I propose throwing CDT out the window for the majority of clients. CDT can play a more effective role in clients who need to lose weight rapidly for health reasons (such as the morbidly obese) or those that are preparing for a body composition competition like Mr. Olympia. But those individuals remain as outliers, for now.
Small Improvements + Consistency = Big Transformations
Once the routine is established, then, while still maintaining the same maintenance-level (or break-even) caloric intake, the client be engaged in either a hypertrophic or strength-aligned regimen. Grow the muscle underneath the adipose tissue. Increase bodily coordination and intero- & proprioception. Improve their understandings of how to use and move their bodies under the proper biomechanical forces and expressions of power. Growing the muscle without reducing the caloric intake will allow for the growth adaptations to occur more readily and even rapidly. While also providing proper instruction on the fact that delayed onset muscle soreness (DOMS) is not a required sensation for muscle growth. In fact, DOMS can often be misattributed with growth when in reality it can be signaling overtraining or undereating.
Taking an approach of making smaller, more committable improvements without immediately limiting caloric intake allows for the economics of the body to get where we want them with much less stress. Enabling the growth adaptations of muscle to occur will increase the baseline caloric demand of the body without restricting the caloric intake. Allowing for a much more smooth, and easy, and natural re-composition. Because eventually, as many of you may have guessed it, with this approach the baseline caloric demand can will) catch up to the caloric intake and achieve equilibrium.
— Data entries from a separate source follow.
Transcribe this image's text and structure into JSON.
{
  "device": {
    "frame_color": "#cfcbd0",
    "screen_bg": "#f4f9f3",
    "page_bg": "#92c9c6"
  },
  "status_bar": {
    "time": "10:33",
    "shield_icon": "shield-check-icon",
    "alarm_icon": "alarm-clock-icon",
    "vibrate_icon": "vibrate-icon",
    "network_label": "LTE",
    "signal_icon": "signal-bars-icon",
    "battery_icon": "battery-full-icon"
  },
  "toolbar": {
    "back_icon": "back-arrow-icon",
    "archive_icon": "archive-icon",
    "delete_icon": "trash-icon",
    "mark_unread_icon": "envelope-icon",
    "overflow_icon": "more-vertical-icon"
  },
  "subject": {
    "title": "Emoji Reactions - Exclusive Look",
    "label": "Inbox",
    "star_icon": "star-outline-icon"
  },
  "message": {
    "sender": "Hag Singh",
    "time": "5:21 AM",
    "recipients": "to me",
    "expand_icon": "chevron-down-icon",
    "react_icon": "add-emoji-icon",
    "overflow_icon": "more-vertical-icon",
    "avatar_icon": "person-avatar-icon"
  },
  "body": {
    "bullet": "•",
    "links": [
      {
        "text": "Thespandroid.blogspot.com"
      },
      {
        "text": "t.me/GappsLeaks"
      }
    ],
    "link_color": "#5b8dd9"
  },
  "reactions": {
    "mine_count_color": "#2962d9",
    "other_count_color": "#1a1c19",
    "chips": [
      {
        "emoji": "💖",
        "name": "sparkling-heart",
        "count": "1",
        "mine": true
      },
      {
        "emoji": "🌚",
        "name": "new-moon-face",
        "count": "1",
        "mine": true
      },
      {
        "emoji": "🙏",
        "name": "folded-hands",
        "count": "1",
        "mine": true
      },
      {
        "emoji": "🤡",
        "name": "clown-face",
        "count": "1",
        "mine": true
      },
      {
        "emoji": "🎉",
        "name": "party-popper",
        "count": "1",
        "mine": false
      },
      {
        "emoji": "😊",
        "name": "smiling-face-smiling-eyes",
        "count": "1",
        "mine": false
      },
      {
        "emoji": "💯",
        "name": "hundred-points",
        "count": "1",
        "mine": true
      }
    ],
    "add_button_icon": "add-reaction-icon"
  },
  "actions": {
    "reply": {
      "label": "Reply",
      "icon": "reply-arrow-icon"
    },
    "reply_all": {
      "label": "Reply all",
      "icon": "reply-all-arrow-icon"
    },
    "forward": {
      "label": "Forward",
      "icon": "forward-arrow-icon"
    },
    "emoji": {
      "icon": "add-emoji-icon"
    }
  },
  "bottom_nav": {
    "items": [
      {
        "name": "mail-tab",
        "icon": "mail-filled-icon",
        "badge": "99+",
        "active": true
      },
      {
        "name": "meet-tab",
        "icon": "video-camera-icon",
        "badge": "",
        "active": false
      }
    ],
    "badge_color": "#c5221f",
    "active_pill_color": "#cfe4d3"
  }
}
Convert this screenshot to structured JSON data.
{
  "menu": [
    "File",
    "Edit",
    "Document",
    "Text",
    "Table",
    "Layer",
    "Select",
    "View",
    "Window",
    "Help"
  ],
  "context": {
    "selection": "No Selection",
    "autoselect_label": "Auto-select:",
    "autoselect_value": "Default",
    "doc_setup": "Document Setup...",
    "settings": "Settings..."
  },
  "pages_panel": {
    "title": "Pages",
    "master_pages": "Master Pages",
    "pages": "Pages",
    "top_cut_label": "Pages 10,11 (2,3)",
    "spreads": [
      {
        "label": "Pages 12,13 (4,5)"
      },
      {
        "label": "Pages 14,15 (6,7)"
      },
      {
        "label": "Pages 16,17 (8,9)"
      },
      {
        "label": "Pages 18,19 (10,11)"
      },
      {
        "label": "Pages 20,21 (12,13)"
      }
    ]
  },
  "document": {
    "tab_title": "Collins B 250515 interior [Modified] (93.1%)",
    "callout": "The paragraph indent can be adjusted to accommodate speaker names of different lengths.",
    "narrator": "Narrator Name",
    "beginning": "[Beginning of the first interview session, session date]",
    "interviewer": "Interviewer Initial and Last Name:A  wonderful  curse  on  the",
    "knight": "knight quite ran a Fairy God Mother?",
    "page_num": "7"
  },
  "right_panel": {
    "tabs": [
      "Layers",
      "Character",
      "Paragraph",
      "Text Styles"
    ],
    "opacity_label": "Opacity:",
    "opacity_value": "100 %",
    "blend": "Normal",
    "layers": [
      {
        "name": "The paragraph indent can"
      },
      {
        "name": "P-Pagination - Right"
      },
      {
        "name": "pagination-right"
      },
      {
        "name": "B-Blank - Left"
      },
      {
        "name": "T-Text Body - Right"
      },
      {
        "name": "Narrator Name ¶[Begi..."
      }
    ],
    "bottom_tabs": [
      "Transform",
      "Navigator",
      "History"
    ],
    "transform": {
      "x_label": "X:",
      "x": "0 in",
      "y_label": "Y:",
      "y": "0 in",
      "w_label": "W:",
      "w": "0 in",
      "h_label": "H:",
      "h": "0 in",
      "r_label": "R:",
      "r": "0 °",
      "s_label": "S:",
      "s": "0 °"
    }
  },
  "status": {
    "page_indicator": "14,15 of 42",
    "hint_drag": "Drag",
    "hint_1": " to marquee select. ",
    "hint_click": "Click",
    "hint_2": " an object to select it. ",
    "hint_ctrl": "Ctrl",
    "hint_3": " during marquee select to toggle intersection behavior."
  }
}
At this point then the individual is free to engage in caloric restriction to induce fat loss if they would like, but this time instead they approach it with two major differences than if they started with CDT/CRT. First, the client has a foundation of muscle & strength that they would not have developed if they had started straight into CRT/CDT. Second, with that muscle they also have increased their baseline caloric demand before engaging in caloric restriction, meaning that the fat weight will quite literally melt off their bodies.
If the client were to be engaged in routines and strategies to maximize quality, routine sleep, with solid stress management in their lifestyles, coupled with healthy eating (not “dieting”) and hydration, their rates of success only increase.